CORTE SUPREMA DE JUSTICIA  

SALA DE CASACIÓN PENAL  

Magistrado Ponente:  

JULIO ENRIQUE SOCHA SALAMANCA  

Aprobado Acta No. 8  

Bogotá D.C., diecinueve (19) de enero de dos  mil  once (2011).   

VISTOS  

Decide la Sala acerca de la admisibilidad de  los  fundamentos  lógicos  y  de  adecuada  argumentación  de  la  demanda  de  casación  presentada  por  el defensor de JOSÉ ANTONIO AYOLA ACOSTA, contra la  sentencia  de  segundo  grado de 8 de marzo de 2010 mediante la cual el Tribunal  Superior  de Barranquilla confirmó la proferida por el Juzgado Quinto Penal del  Circuito  del  mismo Distrito Judicial por cuyo medio lo condenó como autor del  delito de homicidio agravado.   

HECHOS Y ACTUACIÓN PROCESAL  

Hacia las cuatro y treinta de la mañana del  3  de  diciembre  de 2006,  en la carrera 19 con calle 17 del barrio Nieves  de  Barranquilla,  luego de compartir con unos amigos y haber sido despojado por  parte  de  Jorge  Alberto  García Figueredo de su billetera, quien integraba el  grupo  de  conocidos,  JOSÉ  ANTONIO AYOLA ACOSTA regresó a su residencia para  sacar  un  cuchillo  y  fue  en  búsqueda  de aquél, logrando herirlo en siete  oportunidades,  por lo cual falleció posteriormente en el centro asistencial al  que fue remitido.   

La  Fiscalía  General  de la Nación abrió  formal  investigación  penal  en contra de AYOLA ACOSTA y una vez lo vinculó a  través  de  indagatoria  le  resolvió  la  situación  jurídica con medida de  aseguramiento   de   detención   preventiva,   sin  beneficio  de  la  libertad  provisional,    como    presunto    responsable    del   delito   de   homicidio  agravado.   

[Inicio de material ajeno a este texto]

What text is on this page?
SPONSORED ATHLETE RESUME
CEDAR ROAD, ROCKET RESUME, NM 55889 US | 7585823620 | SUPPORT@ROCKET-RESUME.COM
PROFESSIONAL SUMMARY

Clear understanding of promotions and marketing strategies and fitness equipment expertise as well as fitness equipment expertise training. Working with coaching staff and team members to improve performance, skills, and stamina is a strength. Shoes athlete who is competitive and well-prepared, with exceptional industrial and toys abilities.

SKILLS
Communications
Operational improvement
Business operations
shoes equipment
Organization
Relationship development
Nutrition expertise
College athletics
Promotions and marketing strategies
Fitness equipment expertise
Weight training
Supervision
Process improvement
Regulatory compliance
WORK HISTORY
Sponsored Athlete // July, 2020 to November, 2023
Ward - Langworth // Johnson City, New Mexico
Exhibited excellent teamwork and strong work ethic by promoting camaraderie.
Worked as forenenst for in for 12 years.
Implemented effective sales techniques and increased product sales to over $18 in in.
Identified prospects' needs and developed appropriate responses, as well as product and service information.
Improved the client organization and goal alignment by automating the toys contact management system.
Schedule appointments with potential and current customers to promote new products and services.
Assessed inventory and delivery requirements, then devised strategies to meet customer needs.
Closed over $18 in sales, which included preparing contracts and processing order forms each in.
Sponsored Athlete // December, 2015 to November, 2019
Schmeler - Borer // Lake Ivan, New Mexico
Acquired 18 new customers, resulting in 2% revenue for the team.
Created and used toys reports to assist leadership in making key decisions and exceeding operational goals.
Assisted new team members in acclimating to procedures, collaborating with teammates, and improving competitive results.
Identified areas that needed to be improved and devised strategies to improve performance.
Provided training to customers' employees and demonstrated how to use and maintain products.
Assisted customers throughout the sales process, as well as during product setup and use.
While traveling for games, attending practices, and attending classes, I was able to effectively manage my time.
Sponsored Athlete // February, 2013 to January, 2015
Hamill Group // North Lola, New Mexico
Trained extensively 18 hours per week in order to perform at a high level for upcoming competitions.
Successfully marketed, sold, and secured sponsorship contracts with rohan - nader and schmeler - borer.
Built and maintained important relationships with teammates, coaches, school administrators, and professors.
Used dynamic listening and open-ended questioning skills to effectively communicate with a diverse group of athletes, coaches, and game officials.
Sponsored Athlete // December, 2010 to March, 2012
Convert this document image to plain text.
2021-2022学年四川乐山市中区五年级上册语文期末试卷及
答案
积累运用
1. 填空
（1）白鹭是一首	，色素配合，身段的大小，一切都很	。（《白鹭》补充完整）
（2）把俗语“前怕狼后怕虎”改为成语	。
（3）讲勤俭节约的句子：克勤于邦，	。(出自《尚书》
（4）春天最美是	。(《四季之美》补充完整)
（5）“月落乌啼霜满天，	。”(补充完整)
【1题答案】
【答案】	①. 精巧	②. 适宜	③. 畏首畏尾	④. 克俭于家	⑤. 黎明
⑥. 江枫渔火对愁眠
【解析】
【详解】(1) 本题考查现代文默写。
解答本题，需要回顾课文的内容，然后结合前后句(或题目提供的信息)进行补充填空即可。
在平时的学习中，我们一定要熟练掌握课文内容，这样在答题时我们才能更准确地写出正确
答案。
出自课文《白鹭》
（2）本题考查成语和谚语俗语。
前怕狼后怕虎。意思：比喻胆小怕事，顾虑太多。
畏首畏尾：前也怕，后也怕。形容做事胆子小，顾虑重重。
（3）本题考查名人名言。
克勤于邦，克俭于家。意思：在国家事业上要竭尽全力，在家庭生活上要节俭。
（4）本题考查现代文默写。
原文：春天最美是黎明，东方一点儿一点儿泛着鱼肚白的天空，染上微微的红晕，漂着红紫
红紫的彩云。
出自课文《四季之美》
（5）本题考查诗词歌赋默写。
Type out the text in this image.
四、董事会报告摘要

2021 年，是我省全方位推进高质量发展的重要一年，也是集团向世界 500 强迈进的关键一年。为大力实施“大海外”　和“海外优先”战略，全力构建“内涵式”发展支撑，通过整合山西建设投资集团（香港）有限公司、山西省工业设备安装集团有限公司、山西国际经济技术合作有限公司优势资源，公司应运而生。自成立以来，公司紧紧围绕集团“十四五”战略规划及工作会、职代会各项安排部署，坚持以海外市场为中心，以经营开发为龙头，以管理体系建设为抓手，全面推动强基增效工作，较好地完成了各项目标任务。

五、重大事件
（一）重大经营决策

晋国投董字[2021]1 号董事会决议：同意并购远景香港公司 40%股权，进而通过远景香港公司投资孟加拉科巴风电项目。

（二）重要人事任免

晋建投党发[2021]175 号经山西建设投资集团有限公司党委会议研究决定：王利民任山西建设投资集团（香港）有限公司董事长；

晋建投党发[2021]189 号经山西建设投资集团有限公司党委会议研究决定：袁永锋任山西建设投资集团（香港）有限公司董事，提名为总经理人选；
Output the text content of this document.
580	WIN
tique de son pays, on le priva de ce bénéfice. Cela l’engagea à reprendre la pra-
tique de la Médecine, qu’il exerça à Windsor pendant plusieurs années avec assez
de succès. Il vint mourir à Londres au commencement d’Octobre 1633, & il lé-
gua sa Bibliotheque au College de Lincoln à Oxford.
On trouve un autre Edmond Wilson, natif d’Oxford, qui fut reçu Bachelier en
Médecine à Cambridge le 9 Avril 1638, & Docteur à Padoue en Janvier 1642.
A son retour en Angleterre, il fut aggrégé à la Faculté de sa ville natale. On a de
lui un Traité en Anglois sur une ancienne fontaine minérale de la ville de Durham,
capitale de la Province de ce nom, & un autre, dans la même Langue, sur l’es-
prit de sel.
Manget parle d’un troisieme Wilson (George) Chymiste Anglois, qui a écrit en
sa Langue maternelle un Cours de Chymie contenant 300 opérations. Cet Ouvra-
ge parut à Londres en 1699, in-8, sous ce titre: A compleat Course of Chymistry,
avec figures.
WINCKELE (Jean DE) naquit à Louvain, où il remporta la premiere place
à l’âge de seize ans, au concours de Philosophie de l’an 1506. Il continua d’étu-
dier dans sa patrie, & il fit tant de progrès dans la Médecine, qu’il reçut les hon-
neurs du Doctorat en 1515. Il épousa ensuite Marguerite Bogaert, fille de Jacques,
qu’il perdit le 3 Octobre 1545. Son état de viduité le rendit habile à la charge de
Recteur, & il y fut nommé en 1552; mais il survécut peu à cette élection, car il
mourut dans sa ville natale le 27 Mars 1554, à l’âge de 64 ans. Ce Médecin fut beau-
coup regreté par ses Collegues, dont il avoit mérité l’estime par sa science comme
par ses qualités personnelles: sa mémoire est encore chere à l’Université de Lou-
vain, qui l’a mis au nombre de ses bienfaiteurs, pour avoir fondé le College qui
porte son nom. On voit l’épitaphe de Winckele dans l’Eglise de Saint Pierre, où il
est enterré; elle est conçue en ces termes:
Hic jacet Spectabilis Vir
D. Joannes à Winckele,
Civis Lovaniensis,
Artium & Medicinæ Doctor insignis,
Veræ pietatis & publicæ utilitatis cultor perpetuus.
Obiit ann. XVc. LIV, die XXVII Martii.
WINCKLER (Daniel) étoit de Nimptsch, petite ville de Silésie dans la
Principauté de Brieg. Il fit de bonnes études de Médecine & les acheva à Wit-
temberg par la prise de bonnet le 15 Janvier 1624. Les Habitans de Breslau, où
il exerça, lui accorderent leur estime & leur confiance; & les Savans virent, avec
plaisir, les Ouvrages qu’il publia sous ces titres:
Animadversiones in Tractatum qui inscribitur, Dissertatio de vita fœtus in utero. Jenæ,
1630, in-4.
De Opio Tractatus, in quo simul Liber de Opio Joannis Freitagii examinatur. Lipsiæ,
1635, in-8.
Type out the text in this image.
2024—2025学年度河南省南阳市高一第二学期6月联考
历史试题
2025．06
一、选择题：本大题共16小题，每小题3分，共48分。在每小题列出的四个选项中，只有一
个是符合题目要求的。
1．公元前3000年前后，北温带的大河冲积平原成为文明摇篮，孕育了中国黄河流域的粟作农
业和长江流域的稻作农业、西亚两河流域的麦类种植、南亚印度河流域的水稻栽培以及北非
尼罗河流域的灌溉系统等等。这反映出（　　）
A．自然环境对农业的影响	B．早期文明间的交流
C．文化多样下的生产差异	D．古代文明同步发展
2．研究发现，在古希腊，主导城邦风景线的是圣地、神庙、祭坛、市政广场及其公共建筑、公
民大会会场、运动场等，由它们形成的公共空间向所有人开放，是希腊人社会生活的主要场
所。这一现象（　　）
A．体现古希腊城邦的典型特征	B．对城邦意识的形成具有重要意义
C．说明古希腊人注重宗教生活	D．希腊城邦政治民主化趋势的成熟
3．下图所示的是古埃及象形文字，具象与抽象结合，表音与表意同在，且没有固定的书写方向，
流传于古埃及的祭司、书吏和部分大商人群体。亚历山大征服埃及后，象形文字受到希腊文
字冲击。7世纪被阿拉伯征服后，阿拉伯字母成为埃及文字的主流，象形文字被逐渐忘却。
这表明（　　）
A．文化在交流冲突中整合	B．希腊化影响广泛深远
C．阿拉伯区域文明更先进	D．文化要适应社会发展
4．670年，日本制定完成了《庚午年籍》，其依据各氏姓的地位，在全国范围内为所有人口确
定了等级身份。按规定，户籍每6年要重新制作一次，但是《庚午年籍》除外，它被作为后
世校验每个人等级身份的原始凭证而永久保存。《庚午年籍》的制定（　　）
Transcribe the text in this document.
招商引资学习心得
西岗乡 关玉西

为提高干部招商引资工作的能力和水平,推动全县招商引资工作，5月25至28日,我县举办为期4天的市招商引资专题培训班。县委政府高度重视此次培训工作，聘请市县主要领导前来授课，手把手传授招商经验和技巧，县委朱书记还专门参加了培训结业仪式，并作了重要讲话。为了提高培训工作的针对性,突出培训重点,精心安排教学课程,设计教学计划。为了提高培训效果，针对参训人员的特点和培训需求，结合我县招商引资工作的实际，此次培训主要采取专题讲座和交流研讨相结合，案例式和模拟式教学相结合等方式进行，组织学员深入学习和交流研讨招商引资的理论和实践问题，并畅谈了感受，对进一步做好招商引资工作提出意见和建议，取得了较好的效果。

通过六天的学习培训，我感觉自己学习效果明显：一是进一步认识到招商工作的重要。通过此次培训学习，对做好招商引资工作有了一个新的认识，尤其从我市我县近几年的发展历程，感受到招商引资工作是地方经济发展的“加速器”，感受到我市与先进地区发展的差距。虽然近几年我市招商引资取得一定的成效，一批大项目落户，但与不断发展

Clausurado  el ciclo instructivo, el mérito  sumarial  fue  calificado  el  14 de junio de 2007 con resolución de acusación  por  el  citado  ilícito  contemplado  en  los artículos 103 y 104 numeral 7°  (indefensión    de    la   víctima)   del  Código  Penal,  decisión  que  adquirió  firmeza  el  12  de  septiembre  de la misma anualidad con su confirmación por parte de la Unidad de  Fiscalía Delegada ante el Tribunal.   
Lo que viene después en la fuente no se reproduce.